Cable Operators Get the Go-Ahead to Buy Local Exchange Competitors

Brian Washburn
Brian Washburn

Summary Bullets:

  • FCC forbearance paves the way for cable providers to acquire CLECs operating in the same footprint. For business services, cable providers could blanket entire markets instead of dealing with patchworks of franchise territories.
  • The survival tactics honed by CLECs in the last 15 years of competition could be a big marketing, sales and customer service/support shot in the arm for cable operators’ business services practices.

As of September 2012, the FCC will no longer prevent cable companies and competitive local exchange carriers (CLECs) from owning each other. That prohibition goes back to the Telecommunications Act of 1996: cable operators and local exchange carriers serving the same footprint could not own more than 10% interest in each other, or have any management control over the other. Fifteen years ago, the idea made sense. Cable and Bell companies had started to square off in competition that benefited consumers; the prohibition kept competitors in the same footprint from merging to become utterly dominant. In this case, the law of unintended consequences prevented cable providers from getting into the telco business by buying CLECs, or telcos from getting into the video business by buying a cable overbuilder. Comcast managed acquisitions of providers Cimco and New Global Telecom, but had to go through detailed regulatory reviews.

Now those cross-ownership prohibitions have been lifted, thanks to a request that was filed back in June 2011 by the National Cable & Telecommunications Association (NCTA), joined by the American Cable Association (ACA). The request to lift cable-CLEC restrictions clearly didn’t come out of the blue: some cable providers must have had some ideas in mind to prompt their associations to move. The FCC ruling could be a catalyst for widespread rumors and speculation on cable-CLEC dream team combinations.

There’s no telling what cable-CLEC pair might move first, now that the way has been cleared. But cable providers could get some big benefits even from snapping up small CLECs.
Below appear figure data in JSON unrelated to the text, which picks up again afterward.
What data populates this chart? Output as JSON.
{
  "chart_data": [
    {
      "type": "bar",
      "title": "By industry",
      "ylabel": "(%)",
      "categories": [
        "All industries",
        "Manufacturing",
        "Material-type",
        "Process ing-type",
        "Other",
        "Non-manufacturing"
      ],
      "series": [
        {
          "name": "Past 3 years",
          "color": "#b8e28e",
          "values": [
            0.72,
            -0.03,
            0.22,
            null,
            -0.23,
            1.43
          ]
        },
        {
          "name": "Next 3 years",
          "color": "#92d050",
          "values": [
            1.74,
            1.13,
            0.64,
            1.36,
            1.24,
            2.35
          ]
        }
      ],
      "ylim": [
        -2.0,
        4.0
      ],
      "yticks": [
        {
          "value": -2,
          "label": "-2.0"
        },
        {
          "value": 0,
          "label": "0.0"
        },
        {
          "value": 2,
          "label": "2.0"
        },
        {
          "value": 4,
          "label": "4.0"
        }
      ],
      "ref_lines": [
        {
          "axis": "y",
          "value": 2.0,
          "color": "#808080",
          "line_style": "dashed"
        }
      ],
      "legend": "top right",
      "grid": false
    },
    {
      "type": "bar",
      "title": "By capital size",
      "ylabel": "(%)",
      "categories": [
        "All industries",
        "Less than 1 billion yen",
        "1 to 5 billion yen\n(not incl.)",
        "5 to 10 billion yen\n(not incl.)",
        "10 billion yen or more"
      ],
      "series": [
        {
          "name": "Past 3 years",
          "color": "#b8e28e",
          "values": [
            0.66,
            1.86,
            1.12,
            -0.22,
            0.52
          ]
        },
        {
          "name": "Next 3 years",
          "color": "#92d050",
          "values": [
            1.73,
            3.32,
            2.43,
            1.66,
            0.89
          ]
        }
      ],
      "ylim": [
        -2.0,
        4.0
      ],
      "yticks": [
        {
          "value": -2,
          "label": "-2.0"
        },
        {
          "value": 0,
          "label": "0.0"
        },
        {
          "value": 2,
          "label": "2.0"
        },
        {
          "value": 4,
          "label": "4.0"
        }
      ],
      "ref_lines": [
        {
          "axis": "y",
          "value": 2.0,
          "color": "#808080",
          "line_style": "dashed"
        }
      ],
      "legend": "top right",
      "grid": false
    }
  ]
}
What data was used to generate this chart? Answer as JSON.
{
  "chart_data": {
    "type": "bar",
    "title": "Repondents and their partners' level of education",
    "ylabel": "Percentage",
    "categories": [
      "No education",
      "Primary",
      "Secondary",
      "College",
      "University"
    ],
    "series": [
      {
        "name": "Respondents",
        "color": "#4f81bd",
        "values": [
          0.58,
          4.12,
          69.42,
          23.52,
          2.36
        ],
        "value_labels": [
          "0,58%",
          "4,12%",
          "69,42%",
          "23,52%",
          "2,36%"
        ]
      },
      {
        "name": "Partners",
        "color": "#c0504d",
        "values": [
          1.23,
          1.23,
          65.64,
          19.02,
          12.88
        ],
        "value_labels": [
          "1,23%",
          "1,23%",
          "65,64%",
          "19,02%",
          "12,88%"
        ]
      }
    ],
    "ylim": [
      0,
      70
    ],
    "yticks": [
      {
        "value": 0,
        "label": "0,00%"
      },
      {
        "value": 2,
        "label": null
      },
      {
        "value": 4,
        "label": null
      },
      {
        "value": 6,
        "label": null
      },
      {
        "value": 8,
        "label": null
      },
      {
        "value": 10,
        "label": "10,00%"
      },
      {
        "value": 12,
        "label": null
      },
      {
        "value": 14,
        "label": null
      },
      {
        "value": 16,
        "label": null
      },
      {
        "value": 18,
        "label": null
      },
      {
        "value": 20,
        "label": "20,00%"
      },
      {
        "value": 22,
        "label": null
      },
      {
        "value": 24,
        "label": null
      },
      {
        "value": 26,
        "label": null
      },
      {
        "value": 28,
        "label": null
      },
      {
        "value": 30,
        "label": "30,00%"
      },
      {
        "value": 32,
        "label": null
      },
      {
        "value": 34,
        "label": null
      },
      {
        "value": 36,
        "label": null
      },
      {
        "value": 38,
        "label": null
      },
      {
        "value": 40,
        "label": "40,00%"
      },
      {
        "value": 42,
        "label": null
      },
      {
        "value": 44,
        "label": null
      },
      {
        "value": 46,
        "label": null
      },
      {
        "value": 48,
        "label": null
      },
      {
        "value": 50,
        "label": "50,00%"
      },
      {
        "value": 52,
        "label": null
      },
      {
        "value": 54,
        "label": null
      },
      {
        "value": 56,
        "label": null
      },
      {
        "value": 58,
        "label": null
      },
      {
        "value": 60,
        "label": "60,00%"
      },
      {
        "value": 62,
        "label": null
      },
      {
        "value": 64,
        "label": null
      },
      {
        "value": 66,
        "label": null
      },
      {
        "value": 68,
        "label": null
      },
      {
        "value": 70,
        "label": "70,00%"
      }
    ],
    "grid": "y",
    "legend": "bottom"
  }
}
The obvious goal is to fill the holes of cable’s patchwork of franchise coverage. By adding a CLEC, a cable operator could mix on-net fiber and coax broadband with off-net telco-based options, to blanket their territories with comprehensive business services coverage. But importing CLECs’ culture could be just as vitalizing. CLECs for the past 15 years have had to market themselves as offering cheaper, better service, with responsive customer service. They have built strategies that let them succeed (or at least survive) competing directly against much bigger incumbent operators that offer similar product sets. The right CLEC match, integrated properly, could add sales, customer service and support, marketing, management and operations expertise, building onto the in-house business services efforts by the cable operator.